Но поскольку в библиотеке от меня ждали, что я значительно увеличу круг наших читателей, я решила не обманывать этих ожиданий. И стала сама придумывать имена и фамилии своих мифических читателей. Я придумывала им всё: возраст, профессию, образование, адрес. И, в зависимости от собственного настроения, записывала их в счастливые супруги или оставляла одинокими. Пока одинокими. А там, кто знает... Они представлялись мне вполне реальными блондинами или брюнетами, худыми или в теле, студентами или пенсионерами, красивыми или... Нет, некрасивых среди них не было, все были красивыми. Я чувствовала себя всесильным демиургом (ведь я сама создавала целые толпы людей!) и так увлеклась этим занятием, что работала, не разгибая спины, и в первые же дни заполнила выданную мне кипу формуляров.

Погода стояла восхитительная, и настоящих, живых читателей вовсе не заботили отчеты о последних пленумах ЦК КПСС или традиционная битва за урожай. Они предпочитали безответственно гулять по парку и наслаждаться коротким московским летом.

Но чуть ли не каждая особь мужского пола, завидев издалека девушку в белом скворечнике, не могла удержаться, чтобы не подойти и не познакомиться, так что в желающих проводить меня после работы домой недостатка не было.
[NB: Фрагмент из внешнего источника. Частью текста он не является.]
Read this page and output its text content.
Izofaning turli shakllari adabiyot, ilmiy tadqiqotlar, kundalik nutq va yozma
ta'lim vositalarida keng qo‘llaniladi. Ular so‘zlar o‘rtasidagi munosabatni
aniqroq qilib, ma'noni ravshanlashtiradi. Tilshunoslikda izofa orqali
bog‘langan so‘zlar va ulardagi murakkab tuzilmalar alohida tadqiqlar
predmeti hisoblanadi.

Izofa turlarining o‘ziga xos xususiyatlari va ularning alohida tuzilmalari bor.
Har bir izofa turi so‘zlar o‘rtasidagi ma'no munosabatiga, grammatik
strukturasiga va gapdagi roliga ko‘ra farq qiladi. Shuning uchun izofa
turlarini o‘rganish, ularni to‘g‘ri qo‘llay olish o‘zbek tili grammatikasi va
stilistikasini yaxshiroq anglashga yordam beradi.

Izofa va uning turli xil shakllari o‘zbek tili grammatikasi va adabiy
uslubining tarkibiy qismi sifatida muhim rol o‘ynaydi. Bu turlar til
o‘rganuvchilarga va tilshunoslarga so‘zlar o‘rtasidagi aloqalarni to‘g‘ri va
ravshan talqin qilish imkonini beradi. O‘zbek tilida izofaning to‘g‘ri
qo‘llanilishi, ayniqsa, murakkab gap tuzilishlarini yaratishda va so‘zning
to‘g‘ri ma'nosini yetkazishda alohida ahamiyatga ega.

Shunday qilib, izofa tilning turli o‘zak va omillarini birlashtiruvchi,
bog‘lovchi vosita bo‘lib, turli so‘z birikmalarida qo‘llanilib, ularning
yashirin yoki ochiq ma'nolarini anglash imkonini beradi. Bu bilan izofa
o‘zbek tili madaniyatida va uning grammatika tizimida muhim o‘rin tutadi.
В число моих воздыхателей записался и легендарный эквилибрист того времени — помните, был такой смертельный номер «Гонки по вертикальной стене»? Он самый! Жена его была не менее знаменита — она руководила ансамблем народного танца, который очень любили в нашем правительстве и за границей.

Эквилибристу я годилась в дочки, ухаживал он за мной по-старомодному красиво и романтично, ну, и конечно, не раз приглашал меня на свой смертельный номер.

Помню, что представление происходило в круглом деревянном павильоне, зрители стояли на балкончике под самым потолком, а мой поклонник, одетый в черную кожу с многочисленными ремнями и пряжками, на дикой скорости носился на мотоцикле по стенам павильона, и всё содрогалось, трещало и оглушительно грохотало. И хотя отважный эквилибрист популярно объяснил мне, что это вовсе не фокус, а закон физики, его шумное действо вызывало у меня тихий ужас.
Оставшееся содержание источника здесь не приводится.